A much-advertised BBC Radio 4 interview with him, On the Ropes, was cancelled the day before transmission in April 2009 "over fears it would impinge on the privacy of his former girlfriend and their children". In August 2010, he was due to return to work at the BBC.

Kershaw's cancer diagnosis was revealed in January 2026. He died in his hometown of Todmorden on 16 April 2026, aged 66.

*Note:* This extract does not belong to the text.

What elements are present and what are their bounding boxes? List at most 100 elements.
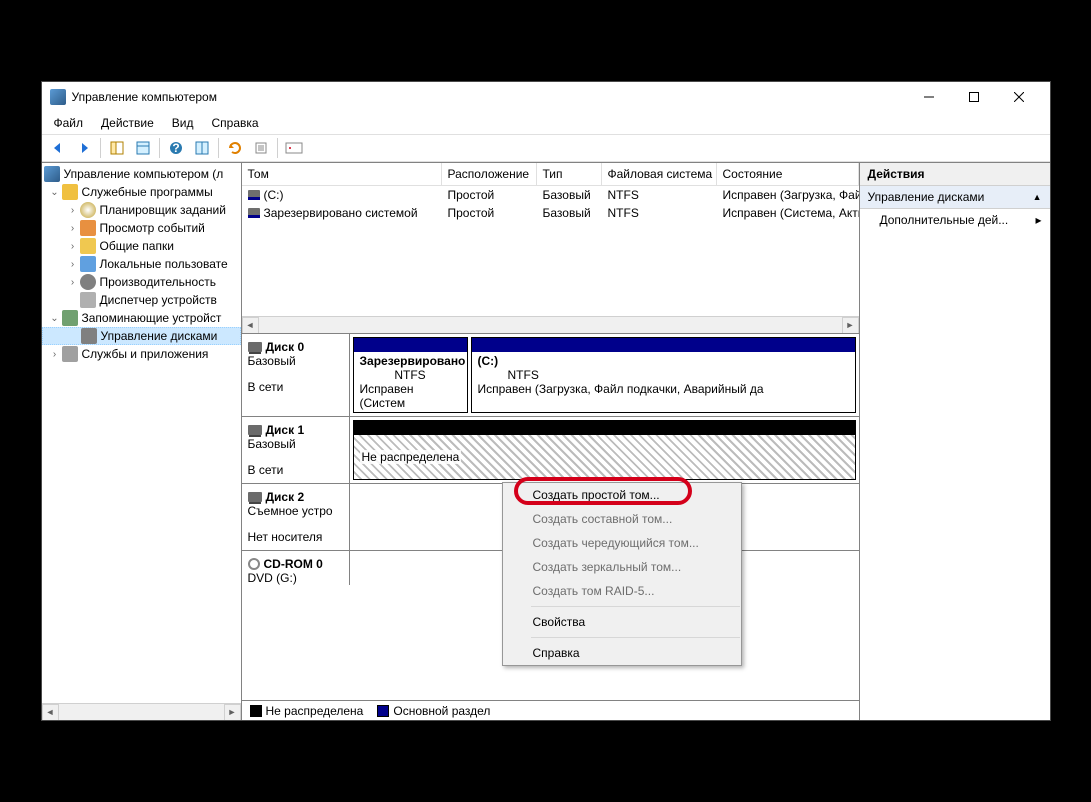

Kershaw's private funeral and a "memorial gig" at Leeds University, took place in May 2026. The memorial gig included eulogies from family and friends, as well as a video-link of a performance by Loudon Wainwright III who, over the course of 19 years, had recorded more than 60 live tracks for Kershaw, in eleven separate sessions for BBC radio. Billy Bragg, Martin Carthy, daughter Eliza, Wreckless Eric and others provided song performances or video messages.

==Recognition==
In July 2003, Kershaw was awarded an honorary doctorate of music by the University of East Anglia, and in 2005, he was similarly honoured by his alma mater, the University of Leeds.

In March 2007, Kershaw appeared on Desert Island Discs, selecting "Hupenyu Hwangu" by Bhundu Boys, the collected works of Ryszard Kapuscinski, and "lots of toilet roll" as his chosen favourite track, book and luxury item respectively.